Passant Darwish , Wednesday 30 Mar 2016

Ahram Online speaks with the EgyptAir flight 181 attendant who ushered passengers calmly under the threat of a hijacker, with a smile and wave goodbye

EgyptAir hijack
Snapshot of EgyptAir flight attendant Nehal Barkouky seen ushering passengers to safety before returning back to hijacked plane on Tuesday, 29 March, 2016.

News channels worldwide aired on Tuesday morning video footage of a flight attendant calmly ushering passengers off an EgyptAir plane.

The scene looked normal, the passengers orderly, all would have seemed business-as-usual except for the caption under the footage that read “Egyptian plane hijacked and diverted to Cyprus.”

Flight attendant Nehal Barkouky looked collected, tucking a stray hair or two behind her ear, embracing one of the passengers briefly and even waving to them goodbye as they evacuated the hijacked plane, the hijacker still inside with what he claimed was an explosive belt around his waist.

“You are acting and you have to act well. In this situation, you must act better than [professional] actors because it is real life, they have to see you controlled, with your makeup on and smiling,” Barkouky told Ahram Online.

The footage then shows Barkouky pausing for a brief moment with her back to the departing passengers before stepping back onto the plane.

“I was stepping into the unknown, to a man who was threatening [us] with an explosive belt. I couldn’t have left with the passengers, my job was not done.”
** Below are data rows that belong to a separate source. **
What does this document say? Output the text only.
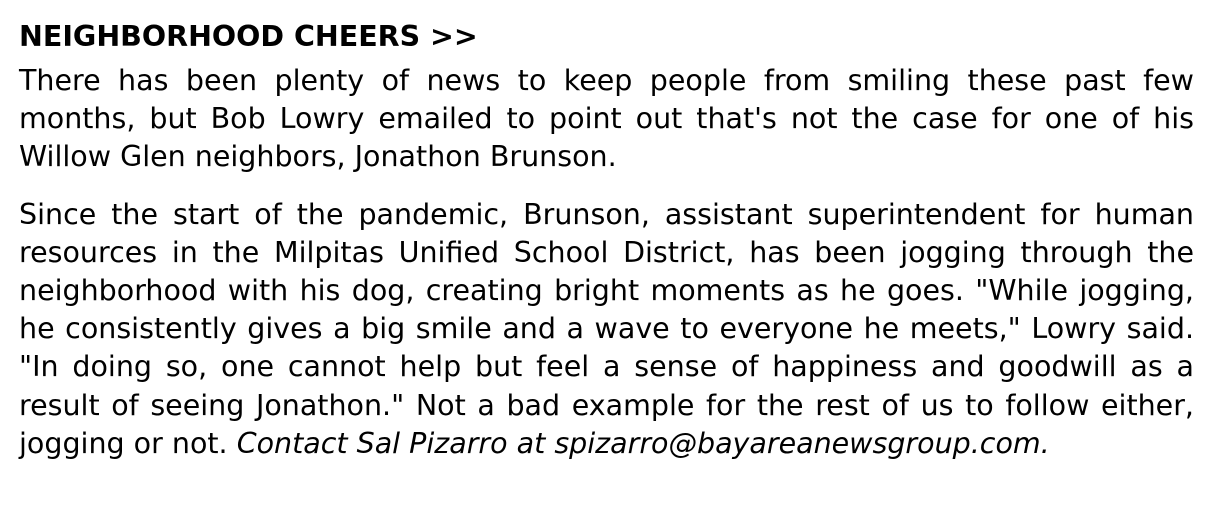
NEIGHBORHOOD CHEERS >>

There has been plenty of news to keep people from smiling these past few months, but Bob Lowry emailed to point out that's not the case for one of his Willow Glen neighbors, Jonathon Brunson.

Since the start of the pandemic, Brunson, assistant superintendent for human resources in the Milpitas Unified School District, has been jogging through the neighborhood with his dog, creating bright moments as he goes. "While jogging, he consistently gives a big smile and a wave to everyone he meets," Lowry said. "In doing so, one cannot help but feel a sense of happiness and goodwill as a result of seeing Jonathon." Not a bad example for the rest of us to follow either, jogging or not. Contact Sal Pizarro at spizarro@bayareanewsgroup.com.
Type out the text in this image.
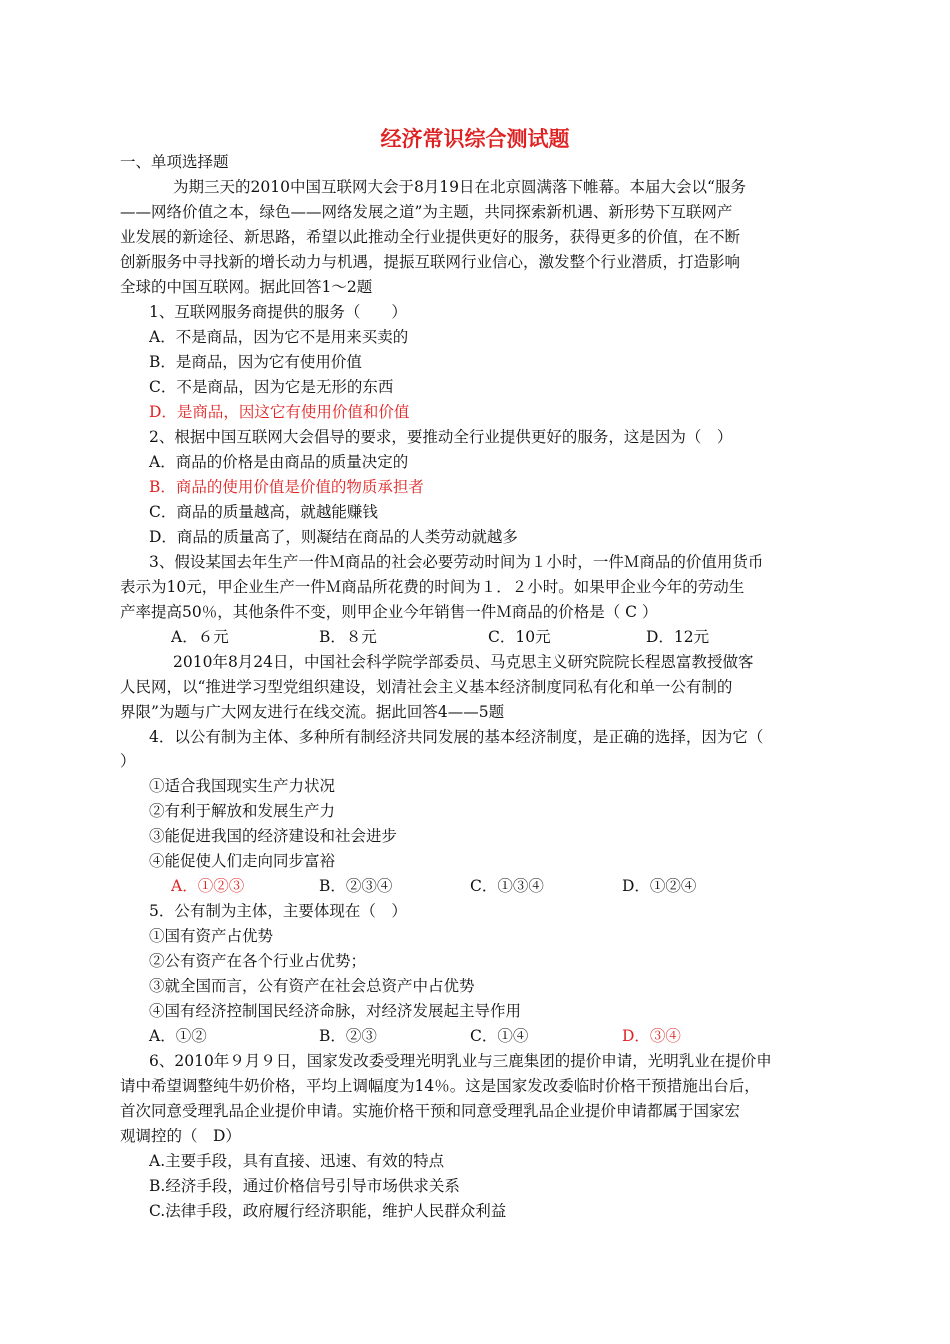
经济常识综合测试题
一、单项选择题
为期三天的2010中国互联网大会于8月19日在北京圆满落下帷幕。本届大会以“服务
——网络价值之本，绿色——网络发展之道”为主题，共同探索新机遇、新形势下互联网产
业发展的新途径、新思路，希望以此推动全行业提供更好的服务，获得更多的价值，在不断
创新服务中寻找新的增长动力与机遇，提振互联网行业信心，激发整个行业潜质，打造影响
全球的中国互联网。据此回答1～2题
1、互联网服务商提供的服务（　　）
A．不是商品，因为它不是用来买卖的
B．是商品，因为它有使用价值
C．不是商品，因为它是无形的东西
D．是商品，因这它有使用价值和价值
2、根据中国互联网大会倡导的要求，要推动全行业提供更好的服务，这是因为（　）
A．商品的价格是由商品的质量决定的
B．商品的使用价值是价值的物质承担者
C．商品的质量越高，就越能赚钱
D．商品的质量高了，则凝结在商品的人类劳动就越多
3、假设某国去年生产一件Ｍ商品的社会必要劳动时间为１小时，一件Ｍ商品的价值用货币
表示为10元，甲企业生产一件Ｍ商品所花费的时间为１．２小时。如果甲企业今年的劳动生
产率提高50％，其他条件不变，则甲企业今年销售一件Ｍ商品的价格是（ C ）
A．６元	B．８元	C．10元	D．12元
2010年8月24日，中国社会科学院学部委员、马克思主义研究院院长程恩富教授做客
人民网，以“推进学习型党组织建设，划清社会主义基本经济制度同私有化和单一公有制的
界限”为题与广大网友进行在线交流。据此回答4——5题
4．以公有制为主体、多种所有制经济共同发展的基本经济制度，是正确的选择，因为它（
）
①适合我国现实生产力状况
②有利于解放和发展生产力
③能促进我国的经济建设和社会进步
④能促使人们走向同步富裕
A．①②③	B．②③④	C．①③④	D．①②④
5．公有制为主体，主要体现在（　）
①国有资产占优势
②公有资产在各个行业占优势；
③就全国而言，公有资产在社会总资产中占优势
④国有经济控制国民经济命脉，对经济发展起主导作用
A．①②	B．②③	C．①④	D．③④
6、2010年９月９日，国家发改委受理光明乳业与三鹿集团的提价申请，光明乳业在提价申
请中希望调整纯牛奶价格，平均上调幅度为14％。这是国家发改委临时价格干预措施出台后，
首次同意受理乳品企业提价申请。实施价格干预和同意受理乳品企业提价申请都属于国家宏
观调控的（　D）
A.主要手段，具有直接、迅速、有效的特点
B.经济手段，通过价格信号引导市场供求关系
C.法律手段，政府履行经济职能，维护人民群众利益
The ordeal started 15 minutes after take-off from Egypt’s Alexandria, when the hijacker, later identified as 58-year-old Egyptian national Seif El-Din Mustafa, forced the pilot of flight 181 to divert the Cairo-bound plane to Cyprus.

Barkouky said that Mustafa, sitting at the back of the plane, revealed himself to the crew and asked that a note be sent to pilot saying “the plane has been hijacked, either land in Greece, Turkey or Cyprus. If the pilot chooses to continue on his path to Cairo, [the plane’s passengers] are gone.”

She said that she could not determine whether the explosive belt was real, “but as a professional, we were trained not to take a chance on risking the life of even one passenger aboard the plane,” thus they treated it as a genuine threat.

The hijacker, according to Barkouky, demanded the passports of all 55 passengers be collected to determine their nationalities and separate the foreigners as he wanted to take the foreigners only as hostages and release the Egyptians.

Once the plane landed in Cyprus’ Larnaca Airport, the crew managed to negotiate with Mustafa to let the passengers leave until only three non-Egyptian passengers and four crew members remained. 

The hijacker said after they landed that he wanted to “free [a number of] female Egyptian prisoners,” the flight attendant stated.

As for reports that Mustafa wanted to speak to his former wife, a Cypriot citizen, Barkouky said “I did not hear that, I don’t know where people got that from, some people like to spice things up.”

After almost seven-hours of landing, Mustafa surrendered himself to Cypriot authorities.

Authorities said that upon examination, the explosive belt was determined to be fake.

All of the passengers emerged uninjured.

Mustafa was brought before a Cypriot judge Wednesday morning, where he said that his desire to see his children, who are in the custody of his ex-wife, drove him to hijack the plane.

The court ordered he be held in detention for eight days.

Cypriot police said he faces charges including hijacking, illegal possession of explosives, kidnapping and threats to commit violence.

Egyptian prosecution said they are in talks with their Cypriot counterparts to extradite him.

The passengers and crew of flight 181 flew back to Cairo late Tuesday on the same plane.

Barkouky resumed her original plans; “checking on my four-year-old daughter and teenage son, and getting lots of sleep.”